Talloos zijn de auteurs die koortsachtig naar een passende mengvorm hebben gezocht waarin ze essay en roman voorgoed konden verzoenen. Niet onlogisch: zo'n onderneming lijkt immers alleen maar voordelen op te leveren. In zo'n hybride tekst kun je altijd je verhaal even in de steek laten voor een werelds zijsprongetje, terwijl het dekzeil van de roman ervoor zorgt dat je toch ook de feiten naar je hand kunt zetten. Bovendien kun je losjes omspringen met de lineaire ontwikkeling. Denis Diderot wist het al en later zouden ook Gustave Flaubert (Bouvard & Pecuchet) en Robert Musil (De man zonder eigenschappen) zich onsterfelijk maken met romans waarin de essayistische uitweiding binnentrad, net als bij Milan Kundera, Gyorgy Konrad, W.G. Sebald en laatst J.M. Coetzee met Elizabeth Costello of Diary of a Bad Year.

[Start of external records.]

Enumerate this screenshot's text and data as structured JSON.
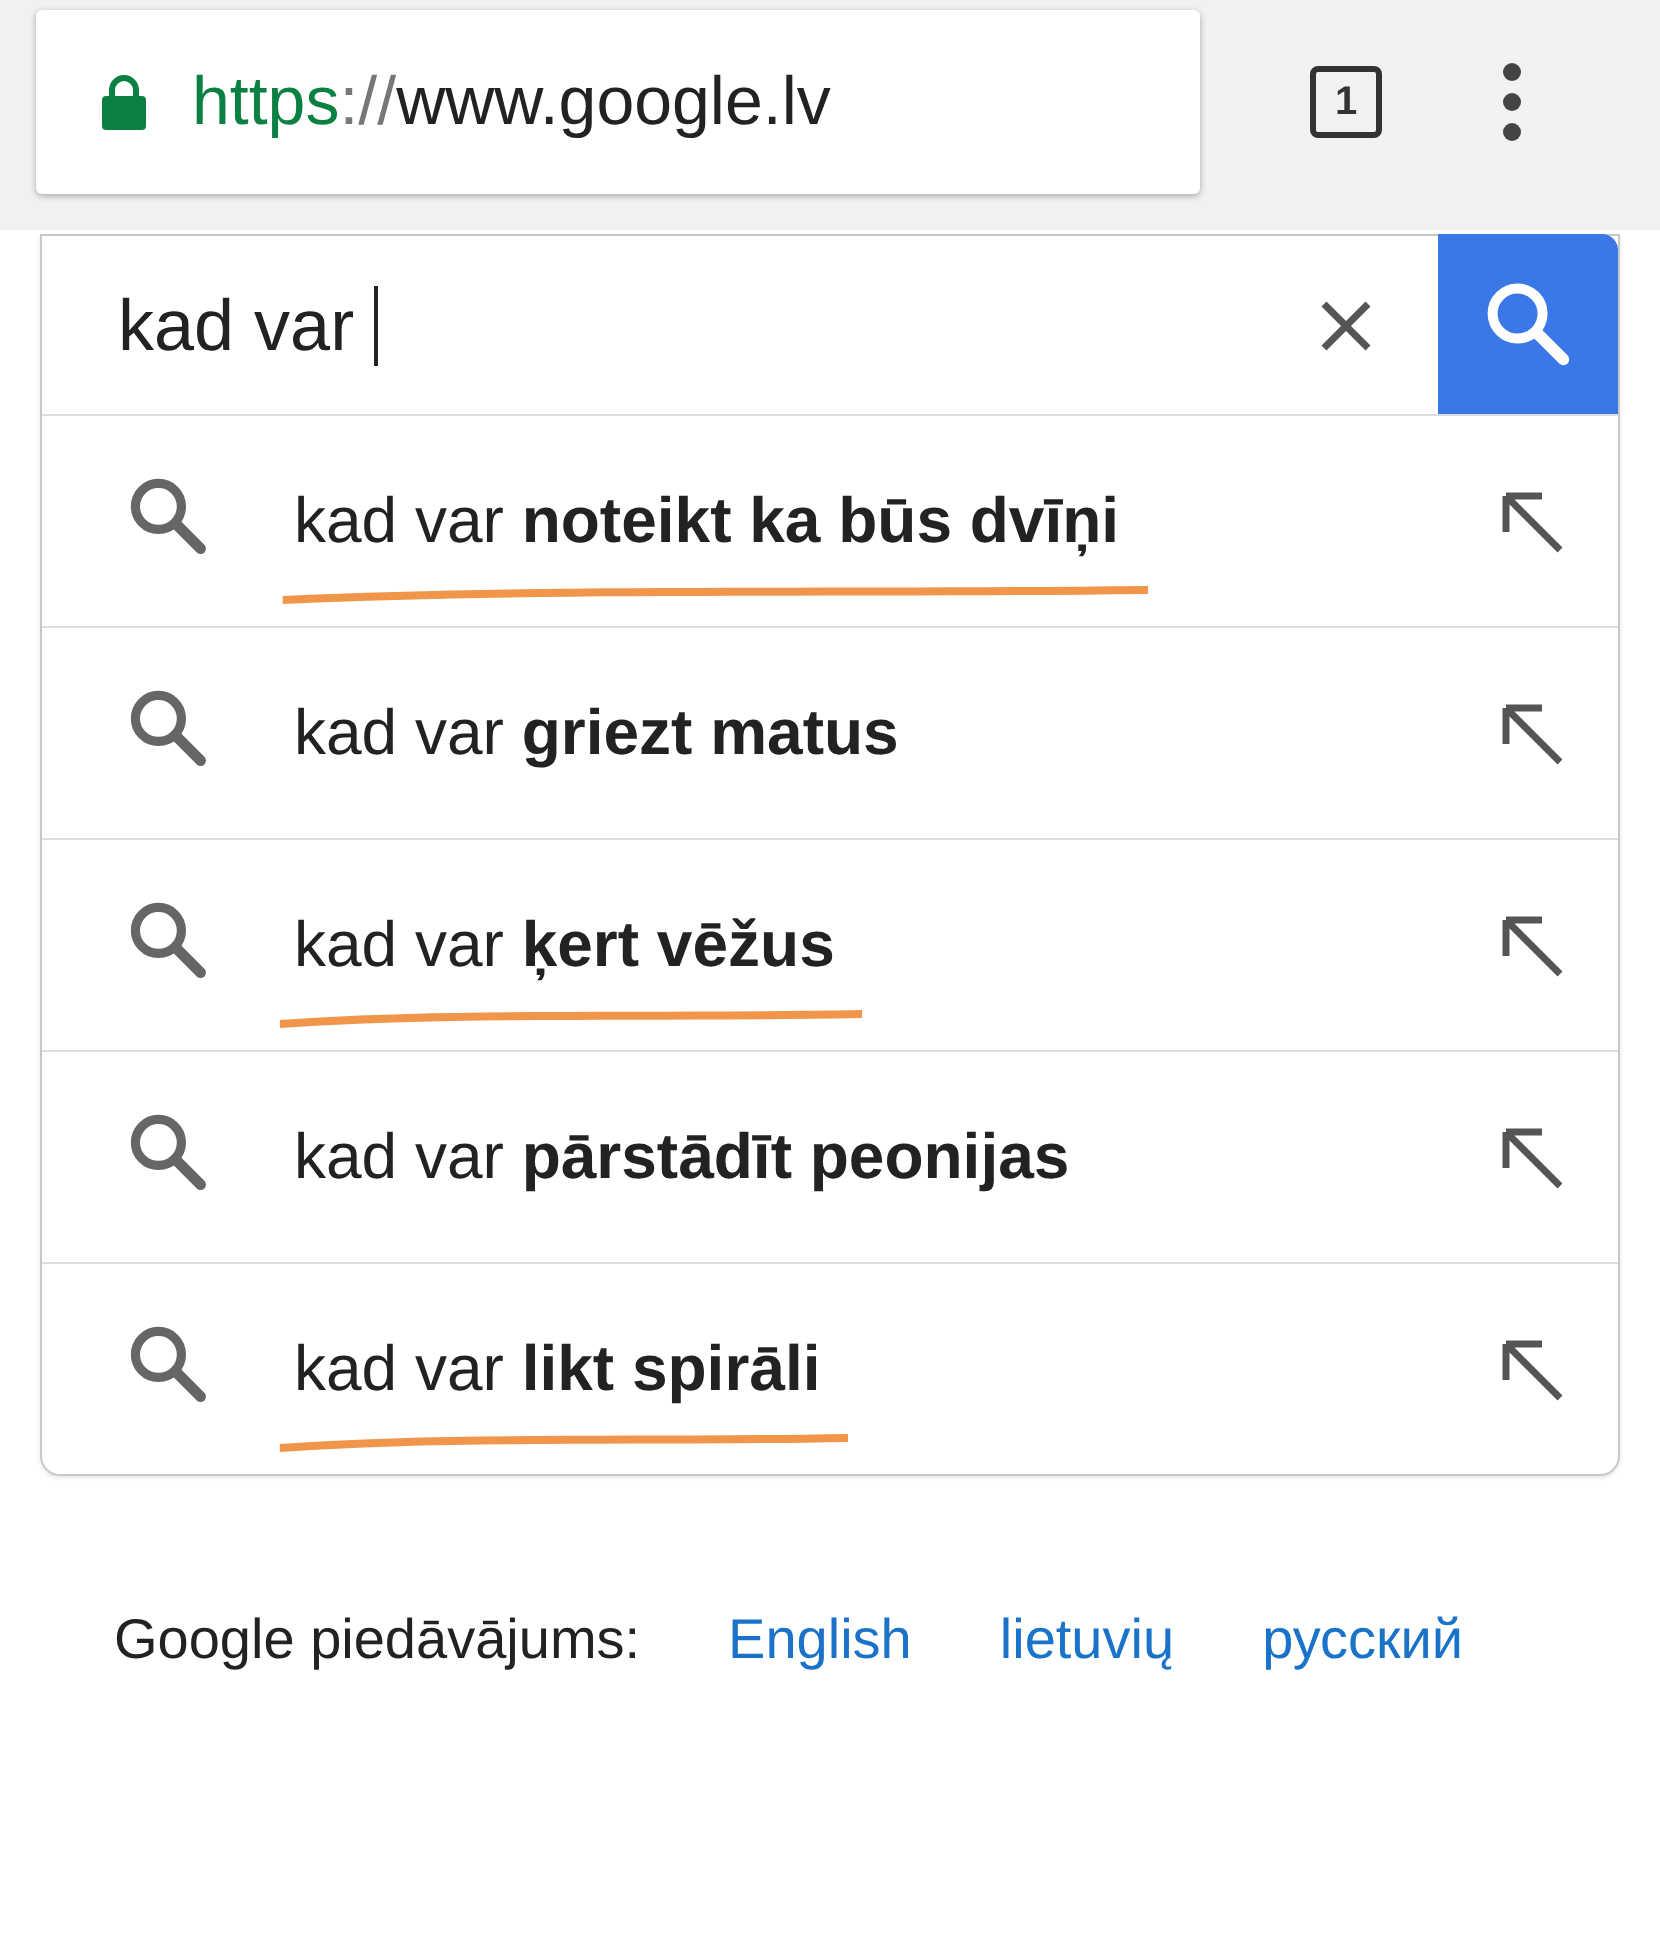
{
  "address_bar": {
    "scheme": "https",
    "separator": "://",
    "host": "www.google.lv",
    "secure": true
  },
  "tab_count": "1",
  "search": {
    "value": "kad var"
  },
  "suggestions": [
    {
      "text": "kad var **noteikt ka būs dvīņi**",
      "marked": true
    },
    {
      "text": "kad var **griezt matus**",
      "marked": false
    },
    {
      "text": "kad var **ķert vēžus**",
      "marked": true
    },
    {
      "text": "kad var **pārstādīt peonijas**",
      "marked": false
    },
    {
      "text": "kad var **likt spirāli**",
      "marked": true
    }
  ],
  "footer": {
    "label": "Google piedāvājums:",
    "languages": [
      "English",
      "lietuvių",
      "русский"
    ]
  }
}
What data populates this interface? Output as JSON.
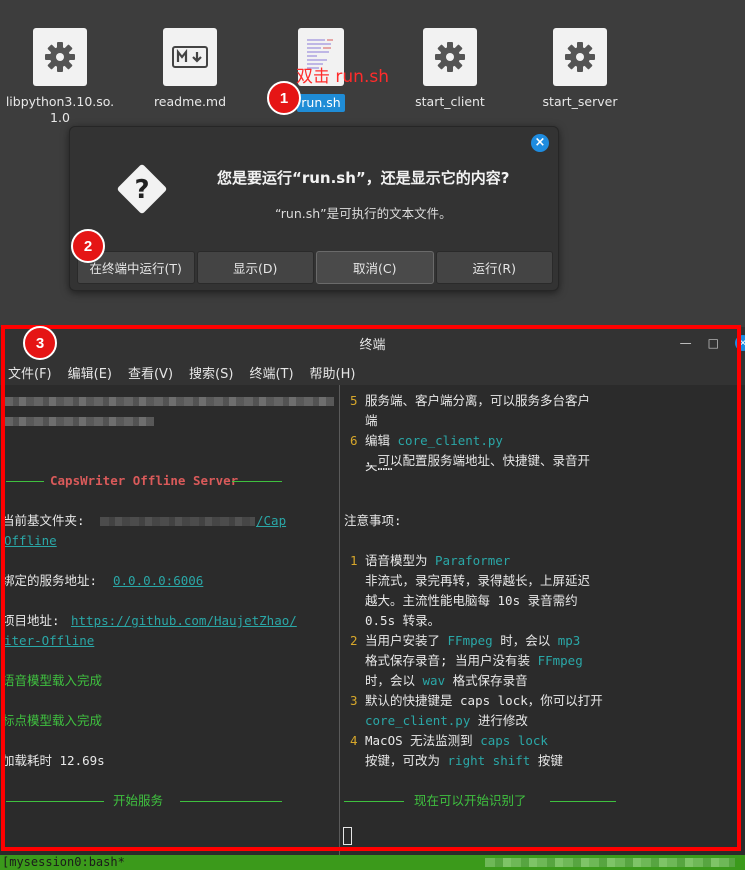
{
  "desktop": {
    "icons": [
      {
        "label": "libpython3.10.so.\n1.0",
        "type": "gear"
      },
      {
        "label": "readme.md",
        "type": "markdown"
      },
      {
        "label": "run.sh",
        "type": "script"
      },
      {
        "label": "start_client",
        "type": "gear"
      },
      {
        "label": "start_server",
        "type": "gear"
      }
    ],
    "annotation": "双击 run.sh",
    "badges": [
      "1",
      "2",
      "3"
    ]
  },
  "dialog": {
    "title": "您是要运行“run.sh”，还是显示它的内容?",
    "subtitle": "“run.sh”是可执行的文本文件。",
    "close_icon": "close-icon",
    "buttons": [
      "在终端中运行(T)",
      "显示(D)",
      "取消(C)",
      "运行(R)"
    ]
  },
  "terminal": {
    "title": "终端",
    "menu": [
      "文件(F)",
      "编辑(E)",
      "查看(V)",
      "搜索(S)",
      "终端(T)",
      "帮助(H)"
    ],
    "left": {
      "header": "CapsWriter Offline Server",
      "basedir_label": "当前基文件夹: ",
      "basedir_value": "/Cap",
      "basedir_value2": "Offline",
      "bind_label": "绑定的服务地址: ",
      "bind_value": "0.0.0.0:6006",
      "project_label": "项目地址: ",
      "project_value": "https://github.com/HaujetZhao/",
      "project_value2": "iter-Offline",
      "model_loaded": "语音模型载入完成",
      "punc_loaded": "标点模型载入完成",
      "load_time": "加载耗时 12.69s",
      "start_service": "开始服务"
    },
    "right": {
      "item5_num": "5",
      "item5_line1": "服务端、客户端分离，可以服务多台客户",
      "item5_line2": "端",
      "item6_num": "6",
      "item6_pre": "编辑 ",
      "item6_file": "core_client.py",
      "item6_line2": "，可以配置服务端地址、快捷键、录音开",
      "item6_line3": "关……",
      "notes_title": "注意事项:",
      "n1_num": "1",
      "n1_pre": "语音模型为 ",
      "n1_model": "Paraformer",
      "n1_l2": "非流式，录完再转，录得越长，上屏延迟",
      "n1_l3": "越大。主流性能电脑每 10s 录音需约",
      "n1_l4": "0.5s 转录。",
      "n2_num": "2",
      "n2_a": "当用户安装了 ",
      "n2_ffmpeg": "FFmpeg",
      "n2_b": " 时，会以 ",
      "n2_mp3": "mp3",
      "n2_l2a": "格式保存录音; 当用户没有装 ",
      "n2_l2b": "FFmpeg",
      "n2_l3a": "时，会以 ",
      "n2_wav": "wav",
      "n2_l3b": " 格式保存录音",
      "n3_num": "3",
      "n3_l1": "默认的快捷键是 caps lock，你可以打开",
      "n3_file": "core_client.py",
      "n3_l2": " 进行修改",
      "n4_num": "4",
      "n4_a": "MacOS 无法监测到 ",
      "n4_caps": "caps lock",
      "n4_l2a": "按键，可改为 ",
      "n4_shift": "right shift",
      "n4_l2b": " 按键",
      "ready": "现在可以开始识别了"
    },
    "status": "[mysession0:bash*"
  },
  "colors": {
    "accent_blue": "#1e8ce0",
    "annotation_red": "#ff0000",
    "terminal_green": "#3fc03f",
    "terminal_teal": "#2aa7a7",
    "terminal_red": "#d95a5a",
    "status_bar": "#3b9a1b"
  }
}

Ook in de Vlaamse literatuur is die queeste allang aan de gang. Boons De Kapellekensbaan is een uitnemend voorbeeld. Maar ook in de recentere periode zag je nogal wat schrijvers die zich op het snijvlak tussen essay en roman bewogen, waarbij autobiografisch zelfonderzoek aan scherpe maatschappijkritiek werd gekoppeld. Denk aan het vroege werk van Paul De Wispelaere, 'de totaalteksten' van de betreurde Daniël Robberechts of de carnets van Pol Hoste. Aan dat trio kun je zeker ook Joris Note toevoegen. Note, lange tijd actief als criticus, heeft zich de laatste jaren opgeworpen als een onverstoorbaar en gewaardeerd schrijver in de luwte. Gaandeweg kreeg hij de AKO-nominaties op een dienblad aangeboden, zoals voor Hoe ik mijn horloge stuksloeg en Kindergezang. Niet dat het hem kon deren: Note moet uit de aard van zijn schrijfpraktijk niets weten van publicitair vertoon.
Vis noch vlees
Note toonde zich altijd al behoorlijk schatplichtig aan het project van Daniël Robberechts, met wie hij zich op veel vlakken vereenzelvigde: het voortdurend detecteren van de impact van taal én het misbruik dat ervan gemaakt wordt, die worsteling met katholieke bekrompenheid en kleinburgerlijkheid en die als een windvlaag opstekende woede in zijn geschriften. En net als Robberechts heeft Note in zijn boeken altijd vrij baan gegeven aan diverse tekstsoorten. In Hoe ik mijn horloge stuksloeg (2006) zag je evenwel hoezeer de essayistische component de dunne romanlijn helemaal begon te overvleugelen, wat het boek gaandeweg tot een harde dobber maakte. De vraag rees of Note niet voorgoed moest opteren voor de essayvorm, want het nu ontstane bouwsel was wel heel erg vis noch vlees. Tenzij je het een pamflet wou noemen, vol opgekropte boosheid en moralisme.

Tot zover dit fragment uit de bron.